Hyloxalus awa
- Conservation status: Least Concern (IUCN 3.1)

Scientific classification
- Kingdom: Animalia
- Phylum: Chordata
- Class: Amphibia
- Order: Anura
- Family: Dendrobatidae
- Genus: Hyloxalus
- Species: H. awa
- Binomial name: Hyloxalus awa (Coloma, 1995)
- Synonyms: Colostethus awa Coloma, 1995

= Hyloxalus awa =

- Authority: (Coloma, 1995)
- Conservation status: LC
- Synonyms: Colostethus awa Coloma, 1995

Species of frog

Hyloxalus awa is a species of frog in the family Dendrobatidae. It is endemic to Ecuador and known from the western Andean slopes and the western Pacific lowlands.

==Description==
Males measure 16–22 mm and females 19–26 mm in snout–vent length. Dorsum is reddish brown with diffuse dark marks. Flanks are dark gray.

==Etymology==
Scientists named this frog awa for the Awa indigenous people. They live in some of the same places as the frog. The word "Awa" means "people."
==Reproduction==
The male call is a trill of about 3–5 seconds in duration, emitted at a rate of six calls per minute. Males are territorial and aggressive towards other males. Under laboratory conditions, mating takes place in morning and clutch size is 4 to 21 eggs. Eggs are laid on leaf-litter or low vegetation; the adults carry the tadpoles on their back to nearby streams where they complete their development.

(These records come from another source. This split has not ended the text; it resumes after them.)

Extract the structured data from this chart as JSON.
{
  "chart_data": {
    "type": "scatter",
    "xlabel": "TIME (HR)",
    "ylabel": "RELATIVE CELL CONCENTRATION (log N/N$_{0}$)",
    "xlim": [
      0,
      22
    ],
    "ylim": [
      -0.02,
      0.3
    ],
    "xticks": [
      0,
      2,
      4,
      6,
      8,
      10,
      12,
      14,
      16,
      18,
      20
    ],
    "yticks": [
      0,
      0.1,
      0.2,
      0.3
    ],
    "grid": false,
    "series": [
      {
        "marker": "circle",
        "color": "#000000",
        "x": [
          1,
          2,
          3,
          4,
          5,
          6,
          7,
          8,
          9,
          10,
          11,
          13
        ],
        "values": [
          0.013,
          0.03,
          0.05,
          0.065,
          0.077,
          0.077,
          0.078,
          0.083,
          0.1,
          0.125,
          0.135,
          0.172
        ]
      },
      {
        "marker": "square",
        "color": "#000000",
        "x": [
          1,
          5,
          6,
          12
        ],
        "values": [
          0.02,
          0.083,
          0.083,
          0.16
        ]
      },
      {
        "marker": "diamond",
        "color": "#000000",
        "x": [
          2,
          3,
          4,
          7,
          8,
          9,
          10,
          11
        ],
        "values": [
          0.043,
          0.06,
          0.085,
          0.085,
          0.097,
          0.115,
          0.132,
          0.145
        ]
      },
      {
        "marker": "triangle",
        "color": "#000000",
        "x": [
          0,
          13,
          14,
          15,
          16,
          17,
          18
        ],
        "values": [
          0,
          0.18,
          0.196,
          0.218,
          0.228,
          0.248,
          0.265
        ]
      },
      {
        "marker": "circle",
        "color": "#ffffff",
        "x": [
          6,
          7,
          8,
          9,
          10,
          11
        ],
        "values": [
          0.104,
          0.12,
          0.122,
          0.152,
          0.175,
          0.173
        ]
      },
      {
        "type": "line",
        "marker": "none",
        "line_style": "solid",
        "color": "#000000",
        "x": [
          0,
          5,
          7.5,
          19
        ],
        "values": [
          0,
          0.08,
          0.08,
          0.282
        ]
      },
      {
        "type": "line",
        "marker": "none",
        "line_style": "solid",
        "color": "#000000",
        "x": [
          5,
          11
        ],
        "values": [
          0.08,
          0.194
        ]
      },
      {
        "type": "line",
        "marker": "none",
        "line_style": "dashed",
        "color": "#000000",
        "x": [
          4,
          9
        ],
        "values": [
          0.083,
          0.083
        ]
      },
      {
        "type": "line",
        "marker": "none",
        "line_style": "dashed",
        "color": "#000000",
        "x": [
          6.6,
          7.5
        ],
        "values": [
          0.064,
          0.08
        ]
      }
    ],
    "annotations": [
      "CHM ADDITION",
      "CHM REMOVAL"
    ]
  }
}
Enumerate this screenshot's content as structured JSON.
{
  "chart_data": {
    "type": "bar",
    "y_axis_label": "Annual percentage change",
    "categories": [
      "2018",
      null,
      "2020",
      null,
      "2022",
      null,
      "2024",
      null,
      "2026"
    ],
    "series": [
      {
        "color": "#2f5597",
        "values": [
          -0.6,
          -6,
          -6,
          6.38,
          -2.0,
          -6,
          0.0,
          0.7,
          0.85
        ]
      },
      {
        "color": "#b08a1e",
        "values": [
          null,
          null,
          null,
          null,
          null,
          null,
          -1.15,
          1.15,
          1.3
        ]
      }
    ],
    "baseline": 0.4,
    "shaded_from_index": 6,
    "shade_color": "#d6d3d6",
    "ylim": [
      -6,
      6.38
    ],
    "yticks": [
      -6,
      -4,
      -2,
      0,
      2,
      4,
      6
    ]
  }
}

==Habitat and conservation==
Natural habitats of Hyloxalus awa are humid sub-montane tropical forest at elevations of 40–1327 m above sea level. It is threatened by habitat loss due to agriculture (both crops and livestock), logging, and agricultural pollution.

The frog's range includes several protected park: Reserva Ecológica Manglares Cayapas Mataje, Refugio de Vida Silvestre Manglares Estuario del Río Muisne, Reserva Ecológica Mache-Chindul, Reserva Ecológica Cotacachi-Cayapas, Refugio de Vida Silvestre El Pambilar, Reserva Ecológica Los Ilinizas.